A recent posting by a representative of a major supplier of micronutrients to the feed industry recently promoted “blood biomarkers to detect potential performance and health challenges.”  The lack of substance and specifics in the article is a hallmark of flim-flammery especially when the current buzzwords  ‘artificial intelligence’ and ‘machine learning’ are invoked.  Obviously collection and interpretation of production data is critical to understanding and analyzing deviations from standard flock performance. These can be attributed to ingredient quality, climate, exposure to pathogens or deviations from acceptable management.

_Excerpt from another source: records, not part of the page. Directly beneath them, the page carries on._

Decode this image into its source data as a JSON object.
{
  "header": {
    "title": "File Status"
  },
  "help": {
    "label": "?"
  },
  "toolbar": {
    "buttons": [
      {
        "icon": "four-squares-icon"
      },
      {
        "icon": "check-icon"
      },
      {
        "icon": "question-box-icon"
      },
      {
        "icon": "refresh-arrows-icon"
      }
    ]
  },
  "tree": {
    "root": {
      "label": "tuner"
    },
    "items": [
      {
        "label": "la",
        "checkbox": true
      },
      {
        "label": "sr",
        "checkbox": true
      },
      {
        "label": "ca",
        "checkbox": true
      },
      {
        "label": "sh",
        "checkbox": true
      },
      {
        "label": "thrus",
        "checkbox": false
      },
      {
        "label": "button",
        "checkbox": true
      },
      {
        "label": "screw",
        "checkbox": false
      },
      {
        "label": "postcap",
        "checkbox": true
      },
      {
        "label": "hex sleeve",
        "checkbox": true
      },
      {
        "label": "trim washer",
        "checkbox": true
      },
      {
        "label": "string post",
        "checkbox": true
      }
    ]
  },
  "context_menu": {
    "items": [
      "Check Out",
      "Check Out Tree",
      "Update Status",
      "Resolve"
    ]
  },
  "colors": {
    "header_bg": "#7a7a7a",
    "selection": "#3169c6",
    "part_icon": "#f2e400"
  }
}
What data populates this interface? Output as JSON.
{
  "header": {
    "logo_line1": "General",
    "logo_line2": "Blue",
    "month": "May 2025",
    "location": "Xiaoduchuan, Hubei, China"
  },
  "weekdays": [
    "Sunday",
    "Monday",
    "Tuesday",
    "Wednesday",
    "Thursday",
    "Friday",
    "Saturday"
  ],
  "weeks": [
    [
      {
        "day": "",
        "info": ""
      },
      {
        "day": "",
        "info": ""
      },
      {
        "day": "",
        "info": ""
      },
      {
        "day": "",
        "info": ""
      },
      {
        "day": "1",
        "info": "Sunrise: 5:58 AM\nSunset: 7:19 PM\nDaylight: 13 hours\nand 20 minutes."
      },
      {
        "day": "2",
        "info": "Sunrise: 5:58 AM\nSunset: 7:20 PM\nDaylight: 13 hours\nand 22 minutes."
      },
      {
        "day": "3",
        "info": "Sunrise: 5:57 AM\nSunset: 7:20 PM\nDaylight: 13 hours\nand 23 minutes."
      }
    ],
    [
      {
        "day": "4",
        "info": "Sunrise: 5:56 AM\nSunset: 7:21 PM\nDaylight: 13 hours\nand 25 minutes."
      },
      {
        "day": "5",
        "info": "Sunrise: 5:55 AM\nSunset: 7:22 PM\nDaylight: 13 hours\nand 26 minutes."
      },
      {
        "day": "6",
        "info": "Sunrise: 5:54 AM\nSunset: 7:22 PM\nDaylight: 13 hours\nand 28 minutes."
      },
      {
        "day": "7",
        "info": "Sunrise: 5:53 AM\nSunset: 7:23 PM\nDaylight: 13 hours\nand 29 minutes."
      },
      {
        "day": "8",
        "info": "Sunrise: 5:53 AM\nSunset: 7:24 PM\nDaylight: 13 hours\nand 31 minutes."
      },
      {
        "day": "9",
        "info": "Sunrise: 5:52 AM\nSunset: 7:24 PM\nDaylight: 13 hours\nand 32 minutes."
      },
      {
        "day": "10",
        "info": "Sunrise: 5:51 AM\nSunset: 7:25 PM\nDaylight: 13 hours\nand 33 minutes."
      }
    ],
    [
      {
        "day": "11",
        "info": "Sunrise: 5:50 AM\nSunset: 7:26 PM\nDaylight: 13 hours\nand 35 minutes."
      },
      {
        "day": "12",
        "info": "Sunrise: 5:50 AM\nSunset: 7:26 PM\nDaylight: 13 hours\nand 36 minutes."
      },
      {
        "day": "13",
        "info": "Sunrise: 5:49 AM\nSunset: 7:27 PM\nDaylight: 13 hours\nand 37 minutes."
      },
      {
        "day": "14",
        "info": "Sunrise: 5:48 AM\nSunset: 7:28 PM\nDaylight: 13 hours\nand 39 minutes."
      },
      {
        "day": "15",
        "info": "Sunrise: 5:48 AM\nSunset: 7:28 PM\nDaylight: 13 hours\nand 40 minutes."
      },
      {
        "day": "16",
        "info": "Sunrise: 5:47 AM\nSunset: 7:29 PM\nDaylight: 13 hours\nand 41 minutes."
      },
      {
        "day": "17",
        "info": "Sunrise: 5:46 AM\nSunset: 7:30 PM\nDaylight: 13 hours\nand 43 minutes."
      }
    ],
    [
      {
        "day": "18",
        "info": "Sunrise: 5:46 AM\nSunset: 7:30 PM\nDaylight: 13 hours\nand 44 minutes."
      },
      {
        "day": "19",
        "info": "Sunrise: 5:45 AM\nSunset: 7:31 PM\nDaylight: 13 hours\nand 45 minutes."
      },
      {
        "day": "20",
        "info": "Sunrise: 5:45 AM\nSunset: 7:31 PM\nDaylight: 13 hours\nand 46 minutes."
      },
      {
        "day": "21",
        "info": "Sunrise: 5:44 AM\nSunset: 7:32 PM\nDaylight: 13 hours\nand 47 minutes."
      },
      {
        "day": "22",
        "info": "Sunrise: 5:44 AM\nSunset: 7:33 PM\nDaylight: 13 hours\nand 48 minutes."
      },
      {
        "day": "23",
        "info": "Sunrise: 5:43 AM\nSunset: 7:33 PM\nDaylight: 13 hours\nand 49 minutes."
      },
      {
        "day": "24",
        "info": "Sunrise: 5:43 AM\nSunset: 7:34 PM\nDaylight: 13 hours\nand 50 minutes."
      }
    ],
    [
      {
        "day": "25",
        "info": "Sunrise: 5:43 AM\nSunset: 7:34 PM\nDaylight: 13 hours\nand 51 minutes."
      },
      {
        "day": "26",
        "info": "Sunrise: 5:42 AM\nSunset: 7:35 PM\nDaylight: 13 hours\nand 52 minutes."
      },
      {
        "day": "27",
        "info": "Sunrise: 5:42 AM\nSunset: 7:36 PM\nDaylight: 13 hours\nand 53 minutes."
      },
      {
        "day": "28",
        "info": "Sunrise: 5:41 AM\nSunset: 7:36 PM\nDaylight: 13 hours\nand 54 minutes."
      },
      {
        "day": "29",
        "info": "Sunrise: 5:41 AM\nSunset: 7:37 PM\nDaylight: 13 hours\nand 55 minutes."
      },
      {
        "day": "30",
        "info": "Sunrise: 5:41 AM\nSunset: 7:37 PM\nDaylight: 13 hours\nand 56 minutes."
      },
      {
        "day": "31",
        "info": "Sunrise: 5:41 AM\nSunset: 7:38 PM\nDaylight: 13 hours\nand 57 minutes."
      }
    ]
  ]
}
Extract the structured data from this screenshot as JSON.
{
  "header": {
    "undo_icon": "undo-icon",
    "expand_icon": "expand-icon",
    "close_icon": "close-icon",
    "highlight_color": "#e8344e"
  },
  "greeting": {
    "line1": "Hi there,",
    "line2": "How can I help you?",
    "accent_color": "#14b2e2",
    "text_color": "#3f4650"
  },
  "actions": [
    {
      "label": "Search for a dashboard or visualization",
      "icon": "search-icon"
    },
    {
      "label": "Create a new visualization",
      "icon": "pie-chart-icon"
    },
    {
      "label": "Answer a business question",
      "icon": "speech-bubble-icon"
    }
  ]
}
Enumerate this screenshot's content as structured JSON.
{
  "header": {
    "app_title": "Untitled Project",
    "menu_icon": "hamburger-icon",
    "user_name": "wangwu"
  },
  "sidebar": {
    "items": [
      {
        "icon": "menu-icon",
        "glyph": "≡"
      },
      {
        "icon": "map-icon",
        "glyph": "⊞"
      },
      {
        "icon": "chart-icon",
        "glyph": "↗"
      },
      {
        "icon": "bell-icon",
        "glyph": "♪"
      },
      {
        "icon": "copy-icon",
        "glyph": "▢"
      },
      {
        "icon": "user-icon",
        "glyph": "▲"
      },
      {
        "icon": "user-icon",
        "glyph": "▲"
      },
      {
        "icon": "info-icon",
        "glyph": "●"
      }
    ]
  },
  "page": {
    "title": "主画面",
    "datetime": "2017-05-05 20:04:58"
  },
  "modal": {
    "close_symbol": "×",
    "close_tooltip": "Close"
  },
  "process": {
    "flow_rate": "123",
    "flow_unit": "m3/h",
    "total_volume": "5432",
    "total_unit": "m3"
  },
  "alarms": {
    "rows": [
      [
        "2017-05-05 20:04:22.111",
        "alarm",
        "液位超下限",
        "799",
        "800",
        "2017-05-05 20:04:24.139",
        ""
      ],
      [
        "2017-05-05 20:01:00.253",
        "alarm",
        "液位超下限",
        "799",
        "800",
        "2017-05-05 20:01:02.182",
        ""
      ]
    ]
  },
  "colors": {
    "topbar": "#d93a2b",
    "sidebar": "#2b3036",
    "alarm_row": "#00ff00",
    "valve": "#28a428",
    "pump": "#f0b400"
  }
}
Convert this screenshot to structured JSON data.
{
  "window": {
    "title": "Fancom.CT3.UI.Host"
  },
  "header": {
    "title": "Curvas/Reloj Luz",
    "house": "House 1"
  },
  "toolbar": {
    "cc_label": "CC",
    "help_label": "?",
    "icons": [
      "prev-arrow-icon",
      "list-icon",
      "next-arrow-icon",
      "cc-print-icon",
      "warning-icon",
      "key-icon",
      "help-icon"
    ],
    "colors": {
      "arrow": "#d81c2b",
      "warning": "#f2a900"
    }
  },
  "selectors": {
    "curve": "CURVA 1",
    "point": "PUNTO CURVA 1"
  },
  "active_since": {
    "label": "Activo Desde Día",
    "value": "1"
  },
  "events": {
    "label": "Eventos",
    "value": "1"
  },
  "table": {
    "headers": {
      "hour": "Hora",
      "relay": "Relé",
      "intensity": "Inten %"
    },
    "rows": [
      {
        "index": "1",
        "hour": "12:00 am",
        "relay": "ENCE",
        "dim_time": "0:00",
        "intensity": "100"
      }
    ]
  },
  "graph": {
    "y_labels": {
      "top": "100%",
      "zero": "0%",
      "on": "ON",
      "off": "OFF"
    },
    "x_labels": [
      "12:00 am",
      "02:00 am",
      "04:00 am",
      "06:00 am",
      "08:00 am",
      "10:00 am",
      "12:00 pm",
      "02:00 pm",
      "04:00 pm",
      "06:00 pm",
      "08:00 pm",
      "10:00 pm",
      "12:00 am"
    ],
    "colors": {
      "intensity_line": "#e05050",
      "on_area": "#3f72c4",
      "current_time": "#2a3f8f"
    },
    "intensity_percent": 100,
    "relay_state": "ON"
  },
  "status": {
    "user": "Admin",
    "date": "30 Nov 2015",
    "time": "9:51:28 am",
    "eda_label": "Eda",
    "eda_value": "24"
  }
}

Blood values do not necessarily reflect the rate of metabolic processes or tissue composition.  This was the basic flaw of the concept on which Theranos was based. The Company non-technology claimed to be able to monitor dozens of parameters with a single drop of capillary blood. A dubious presumption at the outset but believed by ill-informed and avaricious venture capital and private investors

 

If the article claiming that nutritional status can be monitored by analysis of blood samples was specific with respect to individual values and supported by scientific substantiation, the premise would have been be more impressive.  Why select blood?  Because it’s easy to obtain and easy to ship to a laboratory?  For most metabolites, liver, muscle or bone tissue specimens would be more reflective of nutritional adequacy.

 

The article notes “blood biomarkers can predict when indicators of issues start to appear in a flock” as a breakthrough. We have been applying serology for decades to monitor antibody status including a determination of flock susceptibility and response to vaccination.

 

Consistently, companies generate “systems” claimed to monitor and predict performance without adequate scientific validation.  Their hallmark is a lack of specificity involving a clear relationship between the variable and outcome. By adding the superfluous "buzzword" claims for ‘artificial intelligence’ and ‘machine learning’, it is questioned whether the touted concept is not another iteration of an ongoing succession of “great new things” to promote existing or newly developed products.